Always listen to your doubts, Silver.
Not just because they might teach you of your fears, but because, sometimes, they might teach you of your wisdom.
Lovin’ it all,
© http://www.tut.com ®
Deeper than most will get, huh, Silver?
How many of us, as writers, wear our doubts on our sleeves like our heroines wear their hearts? My doubts used to cripple me. I never finished a project because I continuously returned to previously written words to “fix” them. I fixed them so much I would eventually quit writing new words. It wasn’t always that way. I remember like #ThrowbackThursday when.
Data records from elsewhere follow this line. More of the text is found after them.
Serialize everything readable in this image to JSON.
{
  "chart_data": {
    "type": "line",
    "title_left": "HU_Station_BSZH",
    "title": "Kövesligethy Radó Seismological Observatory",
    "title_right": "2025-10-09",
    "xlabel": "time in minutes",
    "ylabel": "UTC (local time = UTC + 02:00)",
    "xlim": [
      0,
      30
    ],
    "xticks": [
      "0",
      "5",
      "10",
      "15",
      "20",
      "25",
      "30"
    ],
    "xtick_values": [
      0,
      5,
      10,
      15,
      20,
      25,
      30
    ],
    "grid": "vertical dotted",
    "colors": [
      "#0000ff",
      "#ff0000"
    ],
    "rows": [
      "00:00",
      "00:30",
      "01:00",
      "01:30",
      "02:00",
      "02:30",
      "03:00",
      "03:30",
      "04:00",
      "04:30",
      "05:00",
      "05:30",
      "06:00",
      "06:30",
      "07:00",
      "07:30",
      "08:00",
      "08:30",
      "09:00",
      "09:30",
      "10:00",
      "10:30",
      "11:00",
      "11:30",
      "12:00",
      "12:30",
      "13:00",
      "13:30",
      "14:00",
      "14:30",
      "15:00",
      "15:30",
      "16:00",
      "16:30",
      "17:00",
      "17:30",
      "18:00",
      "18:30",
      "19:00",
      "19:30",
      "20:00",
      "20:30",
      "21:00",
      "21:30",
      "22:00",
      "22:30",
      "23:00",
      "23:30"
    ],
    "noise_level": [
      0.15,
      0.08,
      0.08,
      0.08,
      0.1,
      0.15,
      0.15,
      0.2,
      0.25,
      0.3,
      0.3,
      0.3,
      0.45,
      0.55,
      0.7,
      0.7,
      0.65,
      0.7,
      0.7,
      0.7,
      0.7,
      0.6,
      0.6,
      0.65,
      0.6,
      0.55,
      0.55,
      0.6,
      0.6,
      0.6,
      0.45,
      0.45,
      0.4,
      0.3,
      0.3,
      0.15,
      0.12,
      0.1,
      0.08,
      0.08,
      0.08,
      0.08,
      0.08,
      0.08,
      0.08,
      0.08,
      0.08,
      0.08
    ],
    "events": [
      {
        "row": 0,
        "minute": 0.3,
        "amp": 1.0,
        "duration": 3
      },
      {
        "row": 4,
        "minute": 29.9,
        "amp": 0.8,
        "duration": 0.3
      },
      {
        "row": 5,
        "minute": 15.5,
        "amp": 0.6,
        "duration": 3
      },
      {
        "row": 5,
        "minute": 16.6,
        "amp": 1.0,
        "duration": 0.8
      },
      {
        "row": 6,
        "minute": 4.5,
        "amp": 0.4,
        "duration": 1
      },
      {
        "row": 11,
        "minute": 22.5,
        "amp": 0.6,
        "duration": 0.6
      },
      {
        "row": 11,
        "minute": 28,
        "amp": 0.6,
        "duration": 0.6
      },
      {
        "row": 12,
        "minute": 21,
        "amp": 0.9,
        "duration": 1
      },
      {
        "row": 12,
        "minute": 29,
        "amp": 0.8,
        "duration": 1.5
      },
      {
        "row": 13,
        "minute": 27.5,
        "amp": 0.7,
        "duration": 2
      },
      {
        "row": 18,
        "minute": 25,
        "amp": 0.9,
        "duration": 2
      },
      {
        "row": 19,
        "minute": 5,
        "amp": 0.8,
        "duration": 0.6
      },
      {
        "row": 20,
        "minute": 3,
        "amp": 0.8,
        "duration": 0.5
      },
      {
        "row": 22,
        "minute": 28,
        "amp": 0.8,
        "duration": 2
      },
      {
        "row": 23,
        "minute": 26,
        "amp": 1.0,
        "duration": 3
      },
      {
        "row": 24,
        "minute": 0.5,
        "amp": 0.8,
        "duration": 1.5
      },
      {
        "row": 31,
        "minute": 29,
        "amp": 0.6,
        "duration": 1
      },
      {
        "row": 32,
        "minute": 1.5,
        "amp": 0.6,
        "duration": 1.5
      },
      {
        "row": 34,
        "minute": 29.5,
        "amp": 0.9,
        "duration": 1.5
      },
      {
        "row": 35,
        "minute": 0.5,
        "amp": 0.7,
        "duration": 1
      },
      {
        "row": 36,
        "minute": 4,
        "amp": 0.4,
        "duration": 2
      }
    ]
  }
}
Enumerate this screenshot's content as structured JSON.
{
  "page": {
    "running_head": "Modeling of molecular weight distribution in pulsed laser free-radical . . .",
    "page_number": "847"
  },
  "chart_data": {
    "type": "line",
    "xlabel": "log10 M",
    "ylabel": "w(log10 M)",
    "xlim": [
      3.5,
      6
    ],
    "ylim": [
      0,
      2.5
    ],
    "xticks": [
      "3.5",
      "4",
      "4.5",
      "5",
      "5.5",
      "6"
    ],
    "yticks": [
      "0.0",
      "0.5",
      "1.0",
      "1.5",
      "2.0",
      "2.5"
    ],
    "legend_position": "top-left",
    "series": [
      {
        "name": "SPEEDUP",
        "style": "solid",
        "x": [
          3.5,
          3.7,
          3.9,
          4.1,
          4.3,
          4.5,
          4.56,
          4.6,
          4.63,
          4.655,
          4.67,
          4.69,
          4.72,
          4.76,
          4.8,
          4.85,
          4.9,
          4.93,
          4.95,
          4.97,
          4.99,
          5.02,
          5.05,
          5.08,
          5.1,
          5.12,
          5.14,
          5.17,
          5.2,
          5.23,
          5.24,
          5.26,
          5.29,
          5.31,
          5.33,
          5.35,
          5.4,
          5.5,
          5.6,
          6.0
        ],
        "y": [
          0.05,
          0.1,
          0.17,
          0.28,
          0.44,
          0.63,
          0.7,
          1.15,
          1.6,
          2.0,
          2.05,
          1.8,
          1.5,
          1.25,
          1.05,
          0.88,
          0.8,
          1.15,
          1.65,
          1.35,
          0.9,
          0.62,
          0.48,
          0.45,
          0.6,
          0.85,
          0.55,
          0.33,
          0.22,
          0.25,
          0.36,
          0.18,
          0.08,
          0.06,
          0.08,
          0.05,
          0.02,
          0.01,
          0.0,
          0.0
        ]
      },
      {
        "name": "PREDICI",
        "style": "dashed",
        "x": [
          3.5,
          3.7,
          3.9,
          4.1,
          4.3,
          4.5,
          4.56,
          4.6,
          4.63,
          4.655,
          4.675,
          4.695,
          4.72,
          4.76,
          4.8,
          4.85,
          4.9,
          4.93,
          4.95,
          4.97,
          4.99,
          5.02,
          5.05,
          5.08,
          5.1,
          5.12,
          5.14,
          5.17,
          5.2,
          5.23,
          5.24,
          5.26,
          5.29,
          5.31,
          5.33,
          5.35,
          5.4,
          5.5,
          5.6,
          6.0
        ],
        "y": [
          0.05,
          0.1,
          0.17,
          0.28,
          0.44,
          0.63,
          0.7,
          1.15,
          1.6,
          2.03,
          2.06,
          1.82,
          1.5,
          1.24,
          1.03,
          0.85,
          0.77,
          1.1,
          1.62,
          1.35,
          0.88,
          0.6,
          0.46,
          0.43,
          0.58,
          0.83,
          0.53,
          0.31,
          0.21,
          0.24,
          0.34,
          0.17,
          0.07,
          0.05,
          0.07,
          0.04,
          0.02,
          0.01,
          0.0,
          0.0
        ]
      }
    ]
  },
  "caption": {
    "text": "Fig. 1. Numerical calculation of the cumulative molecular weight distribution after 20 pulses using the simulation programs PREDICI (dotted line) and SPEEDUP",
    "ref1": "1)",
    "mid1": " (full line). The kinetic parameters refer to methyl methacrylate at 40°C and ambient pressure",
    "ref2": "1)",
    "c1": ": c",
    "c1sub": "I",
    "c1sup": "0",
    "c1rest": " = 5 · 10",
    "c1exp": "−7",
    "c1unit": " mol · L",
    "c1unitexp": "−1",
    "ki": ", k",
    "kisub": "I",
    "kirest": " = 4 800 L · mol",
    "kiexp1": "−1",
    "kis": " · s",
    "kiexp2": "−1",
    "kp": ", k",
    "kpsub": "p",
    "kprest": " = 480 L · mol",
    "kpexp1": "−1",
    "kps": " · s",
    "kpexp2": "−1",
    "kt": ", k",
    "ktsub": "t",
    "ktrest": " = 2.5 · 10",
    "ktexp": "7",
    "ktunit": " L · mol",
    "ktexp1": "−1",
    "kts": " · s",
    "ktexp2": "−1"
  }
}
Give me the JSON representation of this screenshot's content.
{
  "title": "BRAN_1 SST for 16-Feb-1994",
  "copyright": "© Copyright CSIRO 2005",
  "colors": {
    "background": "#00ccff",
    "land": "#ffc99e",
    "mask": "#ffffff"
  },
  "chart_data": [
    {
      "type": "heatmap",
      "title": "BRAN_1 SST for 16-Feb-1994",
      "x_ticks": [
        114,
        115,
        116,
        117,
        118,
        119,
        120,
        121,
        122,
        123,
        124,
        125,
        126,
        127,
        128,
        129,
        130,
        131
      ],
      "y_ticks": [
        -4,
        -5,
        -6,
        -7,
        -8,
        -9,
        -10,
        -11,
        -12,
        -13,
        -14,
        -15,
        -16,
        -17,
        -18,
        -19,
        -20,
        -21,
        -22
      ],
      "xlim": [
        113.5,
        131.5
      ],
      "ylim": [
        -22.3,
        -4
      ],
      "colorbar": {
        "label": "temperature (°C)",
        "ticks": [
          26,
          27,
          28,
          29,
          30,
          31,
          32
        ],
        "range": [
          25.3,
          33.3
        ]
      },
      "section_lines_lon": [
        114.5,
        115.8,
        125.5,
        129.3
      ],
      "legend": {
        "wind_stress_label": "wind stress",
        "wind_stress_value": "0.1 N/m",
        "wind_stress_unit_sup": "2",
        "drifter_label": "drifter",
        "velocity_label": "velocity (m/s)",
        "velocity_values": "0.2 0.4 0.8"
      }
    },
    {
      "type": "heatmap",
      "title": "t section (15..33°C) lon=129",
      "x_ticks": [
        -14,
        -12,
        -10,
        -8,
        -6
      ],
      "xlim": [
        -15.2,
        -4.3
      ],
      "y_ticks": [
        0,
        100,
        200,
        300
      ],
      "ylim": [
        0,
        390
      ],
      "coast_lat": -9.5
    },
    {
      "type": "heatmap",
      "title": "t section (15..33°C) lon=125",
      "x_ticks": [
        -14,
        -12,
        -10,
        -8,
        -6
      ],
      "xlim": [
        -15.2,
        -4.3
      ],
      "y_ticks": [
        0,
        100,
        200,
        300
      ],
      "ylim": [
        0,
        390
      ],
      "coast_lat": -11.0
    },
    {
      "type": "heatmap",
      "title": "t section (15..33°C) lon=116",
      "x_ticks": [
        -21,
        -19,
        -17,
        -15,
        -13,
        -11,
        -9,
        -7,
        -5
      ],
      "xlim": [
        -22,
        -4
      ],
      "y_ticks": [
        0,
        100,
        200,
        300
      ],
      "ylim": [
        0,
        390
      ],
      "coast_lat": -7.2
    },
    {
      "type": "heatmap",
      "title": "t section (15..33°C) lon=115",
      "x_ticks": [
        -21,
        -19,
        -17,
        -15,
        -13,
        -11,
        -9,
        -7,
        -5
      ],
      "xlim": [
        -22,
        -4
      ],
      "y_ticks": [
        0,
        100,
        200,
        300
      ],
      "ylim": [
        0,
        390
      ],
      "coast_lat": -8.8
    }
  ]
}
I remember the words tumbling through my imagination in a rush to hit the written page. Yes. Written. Long hand. Eventually the words were typed. Then recorded on a word processor. And my first computer. I sort of miss that ol’ Compaq “portable” with it’s nine inch screen. My Kindle Fire’s screen is bigger. LOLOL
At some point, I decided I wanted to write for publication. And thus began my search for writing perfection. Yeah…about that. It doesn’t happen. I don’t care who you are, that first draft is never as good as we think it is, nor is it as bad. That is the dichotomy of the writer’s brain. That was definitely true of THE DEVIL’S CUT. The original? UGH! Yes, it was that bad. So bad I was tempted to throw it out and start completely from scratch. But somewhere, in between the doubts in my ability to fix it and the fears that it sucked too bad to be redeepmed, I learned the wisdom of this story. I learned it’s first breath. And it’s last. I learned how much a woman is willing to give up to the man she loves. I learned the wisdom of letting the story tell itself, of the characters finiding their own place in their own time. And I can sit back now, and consider the wisdom of the Universe and what it decided to teach me this time around.